Avec un prix payé aux producteurs entre 307 et 336 euros les 1 000 litres, ils ne peuvent couvrir leurs coûts de production. Cette situation est intolérable sachant que les industriels laitiers, la grande distribution, avec la complicité des gouvernements des 27 pays européens, ont organisé la pénurie de beurre dont les consommateurs paient les conséquences aujourd’hui. En un an, les cours mondiaux du beurre ont doublé avec une augmentation du prix de 172 % en 20 mois car la demande mondiale en beurre est bien supérieure à l’offre. Le consommateur s’est en effet trouvé face à des rayons vides dans leur magasin.

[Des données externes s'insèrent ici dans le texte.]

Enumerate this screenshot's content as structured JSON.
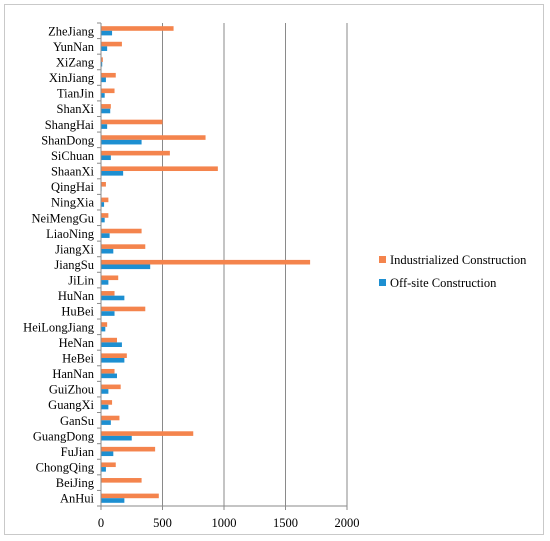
{
  "chart_data": {
    "type": "bar",
    "orientation": "horizontal",
    "title": "",
    "xlabel": "",
    "ylabel": "",
    "xlim": [
      0,
      2000
    ],
    "x_ticks": [
      "0",
      "500",
      "1000",
      "1500",
      "2000"
    ],
    "grid": "vertical",
    "legend_position": "right",
    "categories": [
      "ZheJiang",
      "YunNan",
      "XiZang",
      "XinJiang",
      "TianJin",
      "ShanXi",
      "ShangHai",
      "ShanDong",
      "SiChuan",
      "ShaanXi",
      "QingHai",
      "NingXia",
      "NeiMengGu",
      "LiaoNing",
      "JiangXi",
      "JiangSu",
      "JiLin",
      "HuNan",
      "HuBei",
      "HeiLongJiang",
      "HeNan",
      "HeBei",
      "HanNan",
      "GuiZhou",
      "GuangXi",
      "GanSu",
      "GuangDong",
      "FuJian",
      "ChongQing",
      "BeiJing",
      "AnHui"
    ],
    "series": [
      {
        "name": "Industrialized Construction",
        "color": "#f4844d",
        "values": [
          590,
          170,
          15,
          120,
          110,
          80,
          500,
          850,
          560,
          950,
          40,
          60,
          60,
          330,
          360,
          1700,
          140,
          110,
          360,
          50,
          130,
          210,
          110,
          160,
          90,
          150,
          750,
          440,
          120,
          330,
          470
        ]
      },
      {
        "name": "Off-site Construction",
        "color": "#1d8fd1",
        "values": [
          90,
          50,
          10,
          40,
          30,
          75,
          50,
          330,
          80,
          180,
          5,
          25,
          30,
          70,
          100,
          400,
          60,
          190,
          110,
          35,
          170,
          190,
          130,
          60,
          60,
          80,
          250,
          100,
          40,
          0,
          190
        ]
      }
    ]
  }
}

Favorisés par une politique d’importations à bas prix, les industriels laitiers, la grande distribution, auxquels la loi de modernisation de l’économie (LME) a attribué les pleins pouvoirs, piratent le travail paysan en rackettant producteurs et consommateurs.

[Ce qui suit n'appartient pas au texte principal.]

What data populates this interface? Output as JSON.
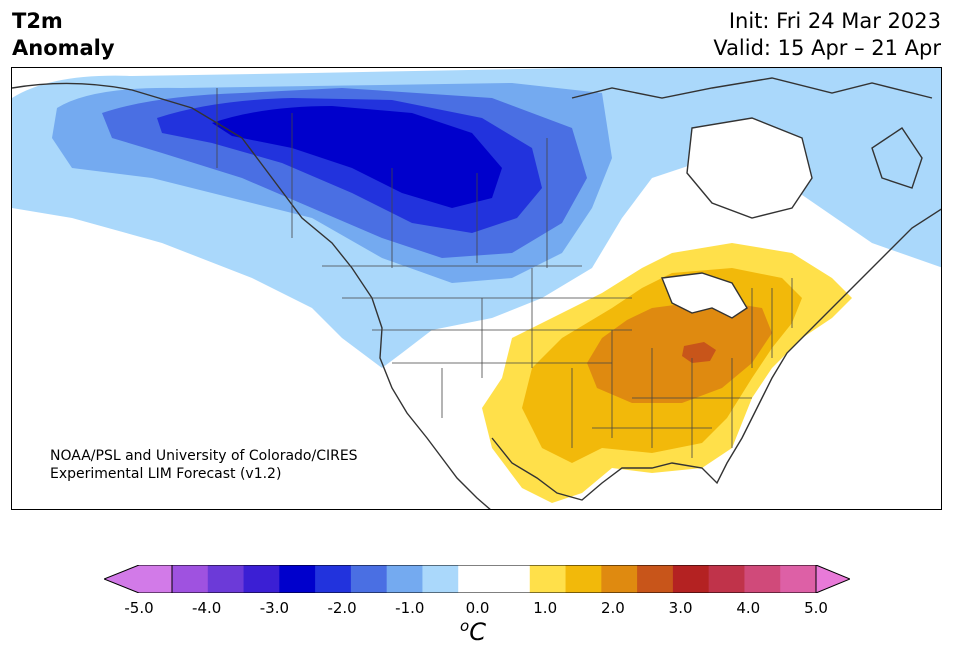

Sans une réelle volonté politique, il ne peut y avoir d’amélioration pour nos élevages laitiers mais une mort délibérée et programmée de milliers d’éleveurs laitiers en France. Pour le MODEF, la seule politique possible pour sauver l’élevage laitier français, passe par les mesures suivantes :
· Refuser que les prix agricoles soient fixés par les 10 % de détenteurs de la production mondiale. Cette dernière circule de continent en continent et doit cesser d’être jouée en bourse et notamment à Chicago
· Sortir l’Agriculture de l’Organisation Mondiale du Commerce (OMC)
· Permettre à chaque pays de décider en toute souveraineté sa politique agricole
· Réintroduire les quotas laitiers afin de réguler la production laitière
· Mettre en place des prix agricoles rémunérateurs garantis par l’Etat en fonction de l’évolution des coûts de production
· Appliquer la clause de sauvegarde sur les importations des produits laitiers
· Encadrer les marges des transformateurs, industriels et de la grande distribution
· Siéger dans les interprofessions notamment le CNIEL

Stop au massacre économique et social des éleveurs laitiers. Le MODEF exige instamment des actes politiques forts pour maintenir au pays les travailleurs de la terre garants de notre souveraineté alimentaire, de la préservation de l’environnement et de la vie sur nos territoires.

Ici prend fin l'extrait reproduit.